In this multi-part series, I am going to talk about my recent discoveries in the realm of document binarization. I will start with the basics and background and then build up an explanation of Nicholas Howe's remarkable algorithm for doing it piece by piece.
I have been obsessing about this algorithm over the past week, picking it apart and trying to improve upon it. So far my efforts to improve it have been fruitless. But these efforts have given me a newfound respect for just how hard the binarization problem is.
For those who want to skip ahead and read about the algorithm from primary sources, you can find details here:
- The first paper describes the base algorithm.
- A second paper shows a method for automatically tuning parameters for the base algorithm. This idea is what really piqued my initial interest because all of these algorithms have parameters that drastically impact their effectiveness and finding the right parameters is time consuming work.
- Nicholas Howe has also released his Matlab code and it is by converting and tweaking the code that I really came to understand how it all works.
Binarization is the process of turning a grayscale image into a black and white image. Every pixel is converted from a gray pixel into either a completely white or a completely black pixel.
One reason that people are interested in binarization is that it is an essential step for OCR algorithms that convert a document into plain text and other image processing algorithms. Another reason is that a binarized document can be compressed down a lot more, an order of magnitude at least.
The latter is what I am most interested in. With binarization and the best compression techniques, you a scanned 400 page book can be compressed down to about 10 MB. That is small enough to carry thousands of books on any modern tablet. Once I scan library, I want to be able to carry the whole kit and kaboodle with me all the time.

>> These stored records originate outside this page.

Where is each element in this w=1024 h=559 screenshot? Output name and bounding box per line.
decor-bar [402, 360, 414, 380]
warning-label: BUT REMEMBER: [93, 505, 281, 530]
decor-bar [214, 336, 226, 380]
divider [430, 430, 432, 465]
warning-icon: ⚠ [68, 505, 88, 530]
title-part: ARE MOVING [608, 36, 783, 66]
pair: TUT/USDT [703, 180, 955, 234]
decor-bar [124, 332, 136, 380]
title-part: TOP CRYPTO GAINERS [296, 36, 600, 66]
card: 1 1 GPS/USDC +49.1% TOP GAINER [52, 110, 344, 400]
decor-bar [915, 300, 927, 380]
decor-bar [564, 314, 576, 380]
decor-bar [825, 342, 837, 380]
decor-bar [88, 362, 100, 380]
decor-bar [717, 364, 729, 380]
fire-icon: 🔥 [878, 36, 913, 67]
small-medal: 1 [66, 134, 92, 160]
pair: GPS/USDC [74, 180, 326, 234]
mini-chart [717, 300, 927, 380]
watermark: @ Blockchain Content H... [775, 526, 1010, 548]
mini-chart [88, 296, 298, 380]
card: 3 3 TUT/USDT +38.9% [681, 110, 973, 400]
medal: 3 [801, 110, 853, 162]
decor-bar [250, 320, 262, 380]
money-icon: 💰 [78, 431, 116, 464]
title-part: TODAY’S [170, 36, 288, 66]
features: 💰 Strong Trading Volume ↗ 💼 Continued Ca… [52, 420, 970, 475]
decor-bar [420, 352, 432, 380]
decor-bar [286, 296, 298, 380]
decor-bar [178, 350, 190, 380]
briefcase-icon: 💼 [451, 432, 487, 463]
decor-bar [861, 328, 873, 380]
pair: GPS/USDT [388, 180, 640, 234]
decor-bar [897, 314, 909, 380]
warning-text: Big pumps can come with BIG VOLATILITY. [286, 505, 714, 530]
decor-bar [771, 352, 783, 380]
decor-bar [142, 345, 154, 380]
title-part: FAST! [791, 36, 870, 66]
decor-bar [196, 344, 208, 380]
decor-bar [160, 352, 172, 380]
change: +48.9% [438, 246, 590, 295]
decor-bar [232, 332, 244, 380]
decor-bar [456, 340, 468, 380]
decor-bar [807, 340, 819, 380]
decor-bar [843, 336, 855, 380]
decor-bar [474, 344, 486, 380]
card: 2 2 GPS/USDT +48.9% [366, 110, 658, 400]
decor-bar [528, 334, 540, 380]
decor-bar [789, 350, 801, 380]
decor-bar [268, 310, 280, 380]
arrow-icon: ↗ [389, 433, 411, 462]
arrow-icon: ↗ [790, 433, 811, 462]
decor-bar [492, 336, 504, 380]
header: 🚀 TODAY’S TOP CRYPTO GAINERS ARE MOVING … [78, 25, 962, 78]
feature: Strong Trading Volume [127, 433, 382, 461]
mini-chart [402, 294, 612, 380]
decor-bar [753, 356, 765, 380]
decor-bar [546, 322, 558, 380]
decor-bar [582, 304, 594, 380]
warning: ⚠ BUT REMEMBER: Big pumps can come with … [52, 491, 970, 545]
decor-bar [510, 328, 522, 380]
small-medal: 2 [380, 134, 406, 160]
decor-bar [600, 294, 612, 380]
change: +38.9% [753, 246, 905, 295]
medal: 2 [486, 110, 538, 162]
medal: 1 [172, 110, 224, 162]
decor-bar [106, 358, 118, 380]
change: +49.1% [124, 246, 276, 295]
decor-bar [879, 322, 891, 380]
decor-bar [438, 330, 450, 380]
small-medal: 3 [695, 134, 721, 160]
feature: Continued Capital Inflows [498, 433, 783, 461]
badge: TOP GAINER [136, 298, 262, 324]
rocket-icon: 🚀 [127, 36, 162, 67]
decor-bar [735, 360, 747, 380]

One issue with binarization is that there is no single right way to binarize every image. It inevitably means a loss of information. There are dozens of methods and each one will work well for different purposes or with different source material.
I want to binarize documents rather than photographs or illustrations. My materials will be relatively evenly lit and printed with ink. I want to maintain readability and preserve small scale features like serifs and thin strokes in a letter. And I want an automated process. If I have to spend a lot of manual labor on each page, then books with hundreds of pages are not feasible.